Alle Jahre wieder kommt das Wuhrplatzfest. Heuer soll es etwas familiärer als auch schon ausfallen.

Ohne Helfer kein Fest: Das war schon beim Wupf 2015 so — und manche von ihnen sind auch dieses Jahr wieder anzutreffen. Bild: Marcel Bieri
Ohne Helfer kein Fest: Das war schon beim Wupf 2015 so — und manche von ihnen sind auch dieses Jahr wieder anzutreffen.
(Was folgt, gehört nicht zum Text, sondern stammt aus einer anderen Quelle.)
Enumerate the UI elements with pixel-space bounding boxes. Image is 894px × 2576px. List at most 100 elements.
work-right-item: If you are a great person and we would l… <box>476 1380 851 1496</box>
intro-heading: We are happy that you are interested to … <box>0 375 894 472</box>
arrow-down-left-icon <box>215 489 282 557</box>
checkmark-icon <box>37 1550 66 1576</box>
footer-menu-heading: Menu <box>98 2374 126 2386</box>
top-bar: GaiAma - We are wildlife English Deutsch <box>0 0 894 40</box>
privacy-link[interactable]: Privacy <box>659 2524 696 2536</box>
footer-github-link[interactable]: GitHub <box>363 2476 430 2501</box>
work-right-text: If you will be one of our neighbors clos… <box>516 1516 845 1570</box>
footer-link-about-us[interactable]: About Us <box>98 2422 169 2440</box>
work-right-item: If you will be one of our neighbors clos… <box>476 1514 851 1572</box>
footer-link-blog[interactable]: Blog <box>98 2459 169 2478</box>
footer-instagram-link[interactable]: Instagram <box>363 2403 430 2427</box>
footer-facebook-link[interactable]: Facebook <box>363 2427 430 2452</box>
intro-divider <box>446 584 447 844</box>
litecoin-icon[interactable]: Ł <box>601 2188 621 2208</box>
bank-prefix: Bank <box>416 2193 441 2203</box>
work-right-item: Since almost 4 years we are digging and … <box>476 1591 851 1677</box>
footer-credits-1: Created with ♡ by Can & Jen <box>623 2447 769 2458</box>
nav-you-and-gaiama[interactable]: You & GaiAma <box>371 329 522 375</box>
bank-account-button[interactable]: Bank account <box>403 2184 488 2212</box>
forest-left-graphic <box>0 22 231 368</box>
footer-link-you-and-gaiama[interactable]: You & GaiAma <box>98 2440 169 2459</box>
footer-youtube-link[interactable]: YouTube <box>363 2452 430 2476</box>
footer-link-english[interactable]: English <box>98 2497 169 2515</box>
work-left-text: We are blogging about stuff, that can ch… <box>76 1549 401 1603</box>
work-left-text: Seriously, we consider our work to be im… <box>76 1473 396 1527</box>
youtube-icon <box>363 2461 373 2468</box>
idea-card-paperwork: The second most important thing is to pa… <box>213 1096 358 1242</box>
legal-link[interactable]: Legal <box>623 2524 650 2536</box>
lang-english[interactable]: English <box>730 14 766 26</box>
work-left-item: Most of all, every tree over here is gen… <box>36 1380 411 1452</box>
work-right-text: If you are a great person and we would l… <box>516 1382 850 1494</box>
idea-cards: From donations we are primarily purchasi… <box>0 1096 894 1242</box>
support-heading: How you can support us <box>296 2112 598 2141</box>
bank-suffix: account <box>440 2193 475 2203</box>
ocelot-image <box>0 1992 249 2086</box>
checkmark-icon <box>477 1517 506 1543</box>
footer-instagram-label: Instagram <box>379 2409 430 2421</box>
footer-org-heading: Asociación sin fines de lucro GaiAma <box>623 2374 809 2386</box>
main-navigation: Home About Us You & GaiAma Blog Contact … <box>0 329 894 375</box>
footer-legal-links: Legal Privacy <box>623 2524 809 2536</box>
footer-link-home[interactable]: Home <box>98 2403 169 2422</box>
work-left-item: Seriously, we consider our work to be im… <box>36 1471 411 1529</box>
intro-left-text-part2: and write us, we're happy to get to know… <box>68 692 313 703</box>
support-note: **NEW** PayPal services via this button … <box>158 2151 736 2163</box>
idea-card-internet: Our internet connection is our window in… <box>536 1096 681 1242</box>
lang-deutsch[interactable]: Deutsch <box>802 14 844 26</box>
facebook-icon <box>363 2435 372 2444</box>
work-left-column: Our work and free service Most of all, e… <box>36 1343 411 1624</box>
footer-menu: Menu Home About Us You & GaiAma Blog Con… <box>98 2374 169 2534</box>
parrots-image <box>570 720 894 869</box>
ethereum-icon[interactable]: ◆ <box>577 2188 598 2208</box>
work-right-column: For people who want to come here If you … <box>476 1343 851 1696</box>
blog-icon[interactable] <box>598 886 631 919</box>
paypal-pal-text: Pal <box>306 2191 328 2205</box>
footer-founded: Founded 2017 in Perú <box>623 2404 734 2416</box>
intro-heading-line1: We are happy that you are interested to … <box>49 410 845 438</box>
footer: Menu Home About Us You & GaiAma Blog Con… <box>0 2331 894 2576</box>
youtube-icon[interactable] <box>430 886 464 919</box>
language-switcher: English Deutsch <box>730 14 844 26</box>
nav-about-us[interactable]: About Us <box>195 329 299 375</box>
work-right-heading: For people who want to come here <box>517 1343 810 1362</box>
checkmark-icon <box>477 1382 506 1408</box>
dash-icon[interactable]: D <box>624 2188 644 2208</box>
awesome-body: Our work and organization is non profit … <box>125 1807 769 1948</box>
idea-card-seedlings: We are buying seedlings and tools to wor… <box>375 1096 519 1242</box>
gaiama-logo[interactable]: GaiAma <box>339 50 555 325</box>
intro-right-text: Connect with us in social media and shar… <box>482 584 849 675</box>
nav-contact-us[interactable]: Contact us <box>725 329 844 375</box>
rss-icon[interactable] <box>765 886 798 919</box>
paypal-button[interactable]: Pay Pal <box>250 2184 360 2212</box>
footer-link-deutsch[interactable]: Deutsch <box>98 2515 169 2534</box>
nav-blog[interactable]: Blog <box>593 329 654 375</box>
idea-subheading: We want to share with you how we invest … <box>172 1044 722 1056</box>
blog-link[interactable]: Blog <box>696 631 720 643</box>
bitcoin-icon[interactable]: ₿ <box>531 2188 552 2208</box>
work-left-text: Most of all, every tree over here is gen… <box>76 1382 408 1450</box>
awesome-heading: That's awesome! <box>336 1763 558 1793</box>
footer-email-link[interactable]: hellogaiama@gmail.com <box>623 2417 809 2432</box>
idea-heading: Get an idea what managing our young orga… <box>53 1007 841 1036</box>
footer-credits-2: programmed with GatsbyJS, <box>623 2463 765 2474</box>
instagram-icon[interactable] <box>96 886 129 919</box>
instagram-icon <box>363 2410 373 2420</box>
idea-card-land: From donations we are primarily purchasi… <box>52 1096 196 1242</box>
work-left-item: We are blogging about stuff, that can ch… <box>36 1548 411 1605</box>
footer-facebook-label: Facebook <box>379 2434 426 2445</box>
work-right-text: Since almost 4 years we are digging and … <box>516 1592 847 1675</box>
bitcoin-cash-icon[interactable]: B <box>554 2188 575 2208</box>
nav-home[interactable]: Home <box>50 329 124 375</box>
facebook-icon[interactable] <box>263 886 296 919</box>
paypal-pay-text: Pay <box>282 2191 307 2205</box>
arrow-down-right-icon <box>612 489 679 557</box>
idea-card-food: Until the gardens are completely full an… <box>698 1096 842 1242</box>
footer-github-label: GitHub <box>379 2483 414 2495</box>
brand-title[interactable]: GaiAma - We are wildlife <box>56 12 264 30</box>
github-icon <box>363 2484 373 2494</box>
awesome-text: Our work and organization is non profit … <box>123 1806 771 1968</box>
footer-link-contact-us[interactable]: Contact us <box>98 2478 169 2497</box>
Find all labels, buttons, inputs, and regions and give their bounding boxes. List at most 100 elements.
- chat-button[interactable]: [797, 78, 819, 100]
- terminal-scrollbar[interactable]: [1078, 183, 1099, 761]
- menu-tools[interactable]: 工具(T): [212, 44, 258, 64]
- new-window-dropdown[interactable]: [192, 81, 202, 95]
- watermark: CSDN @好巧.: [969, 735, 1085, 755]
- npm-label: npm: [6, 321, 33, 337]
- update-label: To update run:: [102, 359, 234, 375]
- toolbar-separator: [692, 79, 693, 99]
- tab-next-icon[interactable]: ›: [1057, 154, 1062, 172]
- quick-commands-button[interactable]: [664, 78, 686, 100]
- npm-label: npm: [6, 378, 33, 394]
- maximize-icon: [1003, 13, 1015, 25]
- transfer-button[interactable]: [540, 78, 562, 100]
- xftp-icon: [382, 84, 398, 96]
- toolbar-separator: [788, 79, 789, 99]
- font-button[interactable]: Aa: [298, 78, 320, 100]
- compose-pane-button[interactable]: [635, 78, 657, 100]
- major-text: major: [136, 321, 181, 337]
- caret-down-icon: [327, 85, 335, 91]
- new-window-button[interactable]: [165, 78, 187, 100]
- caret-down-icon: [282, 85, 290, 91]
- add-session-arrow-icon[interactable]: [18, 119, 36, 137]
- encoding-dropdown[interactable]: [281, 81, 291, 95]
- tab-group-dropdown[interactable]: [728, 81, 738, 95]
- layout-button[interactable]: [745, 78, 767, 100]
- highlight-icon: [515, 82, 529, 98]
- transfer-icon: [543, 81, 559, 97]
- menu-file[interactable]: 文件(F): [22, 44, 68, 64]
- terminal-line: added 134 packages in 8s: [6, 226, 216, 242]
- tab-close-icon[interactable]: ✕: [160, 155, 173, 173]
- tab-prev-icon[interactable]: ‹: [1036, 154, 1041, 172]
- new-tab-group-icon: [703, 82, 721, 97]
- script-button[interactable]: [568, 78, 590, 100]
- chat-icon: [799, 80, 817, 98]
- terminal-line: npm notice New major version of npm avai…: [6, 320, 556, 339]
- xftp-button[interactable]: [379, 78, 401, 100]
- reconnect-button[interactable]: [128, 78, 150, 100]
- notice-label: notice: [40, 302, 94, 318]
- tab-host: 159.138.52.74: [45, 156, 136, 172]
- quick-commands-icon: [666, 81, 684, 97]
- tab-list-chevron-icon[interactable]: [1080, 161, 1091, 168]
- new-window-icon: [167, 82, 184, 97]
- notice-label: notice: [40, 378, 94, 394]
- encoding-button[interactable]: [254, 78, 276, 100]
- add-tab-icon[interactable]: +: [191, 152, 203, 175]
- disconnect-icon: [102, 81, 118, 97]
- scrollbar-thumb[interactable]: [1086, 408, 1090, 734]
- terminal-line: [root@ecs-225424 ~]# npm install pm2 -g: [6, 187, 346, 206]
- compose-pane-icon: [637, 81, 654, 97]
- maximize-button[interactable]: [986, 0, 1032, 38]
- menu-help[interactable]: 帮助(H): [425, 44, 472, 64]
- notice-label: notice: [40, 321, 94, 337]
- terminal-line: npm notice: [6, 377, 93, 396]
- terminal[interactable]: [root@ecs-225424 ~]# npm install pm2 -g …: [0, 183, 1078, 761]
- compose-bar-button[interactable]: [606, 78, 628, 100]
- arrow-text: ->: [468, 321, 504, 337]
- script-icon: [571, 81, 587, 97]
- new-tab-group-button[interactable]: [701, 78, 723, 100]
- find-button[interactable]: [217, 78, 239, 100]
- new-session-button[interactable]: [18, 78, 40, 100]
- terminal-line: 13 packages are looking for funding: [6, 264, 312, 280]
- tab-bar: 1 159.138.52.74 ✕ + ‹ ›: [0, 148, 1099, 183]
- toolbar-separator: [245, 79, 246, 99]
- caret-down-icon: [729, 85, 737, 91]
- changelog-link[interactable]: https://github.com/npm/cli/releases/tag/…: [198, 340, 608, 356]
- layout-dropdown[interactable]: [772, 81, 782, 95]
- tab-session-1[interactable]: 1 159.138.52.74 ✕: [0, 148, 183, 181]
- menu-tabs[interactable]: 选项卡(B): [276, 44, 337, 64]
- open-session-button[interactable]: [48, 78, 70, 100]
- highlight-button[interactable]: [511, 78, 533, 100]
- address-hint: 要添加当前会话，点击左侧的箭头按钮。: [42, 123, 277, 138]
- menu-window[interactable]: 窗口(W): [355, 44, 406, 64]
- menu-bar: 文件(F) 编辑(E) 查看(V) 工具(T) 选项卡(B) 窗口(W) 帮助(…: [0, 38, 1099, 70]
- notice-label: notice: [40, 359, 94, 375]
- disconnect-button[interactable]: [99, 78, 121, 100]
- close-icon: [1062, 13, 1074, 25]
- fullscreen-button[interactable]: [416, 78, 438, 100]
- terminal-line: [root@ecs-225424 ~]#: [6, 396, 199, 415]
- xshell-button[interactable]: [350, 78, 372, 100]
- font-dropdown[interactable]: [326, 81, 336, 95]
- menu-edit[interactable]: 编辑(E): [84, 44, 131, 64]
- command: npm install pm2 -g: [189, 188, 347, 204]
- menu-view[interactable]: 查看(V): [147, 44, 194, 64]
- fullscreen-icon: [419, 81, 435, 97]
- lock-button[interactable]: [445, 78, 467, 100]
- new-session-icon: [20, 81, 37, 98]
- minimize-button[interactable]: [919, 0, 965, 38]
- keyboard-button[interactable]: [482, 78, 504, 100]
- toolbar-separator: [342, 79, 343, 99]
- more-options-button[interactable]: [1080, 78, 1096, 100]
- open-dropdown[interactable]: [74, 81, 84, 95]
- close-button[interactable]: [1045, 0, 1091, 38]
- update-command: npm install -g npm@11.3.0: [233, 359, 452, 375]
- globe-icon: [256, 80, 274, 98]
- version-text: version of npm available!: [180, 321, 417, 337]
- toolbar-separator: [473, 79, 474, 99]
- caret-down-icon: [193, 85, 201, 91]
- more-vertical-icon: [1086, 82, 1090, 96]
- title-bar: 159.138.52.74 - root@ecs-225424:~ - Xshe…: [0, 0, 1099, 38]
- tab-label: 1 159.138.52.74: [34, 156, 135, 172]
Bild: Marcel Bieri

Wieder mal etwas ausprobieren möchte man dieses Jahr, sagt Joséphine Lüdi, Co-Präsidentin des Kulturvereins Chrämerhuus: «Wir möchten wieder familiärer werden, etwas kleiner.» Als Konsequenz davon gebe es bauliche Experimente beim Wuhrplatzfest 2019. Auf das grosse Zelt neben der Buvette wird verzichtet, dafür wird das Chrämerhuus um neun Meter auf den Platz hinaus verlängert, mit einer von Künstler und Co-Präsident Loris Aregger entworfenen Gerüstinstallation, die das Nützliche mit dem Ästhetischen kombinieren soll.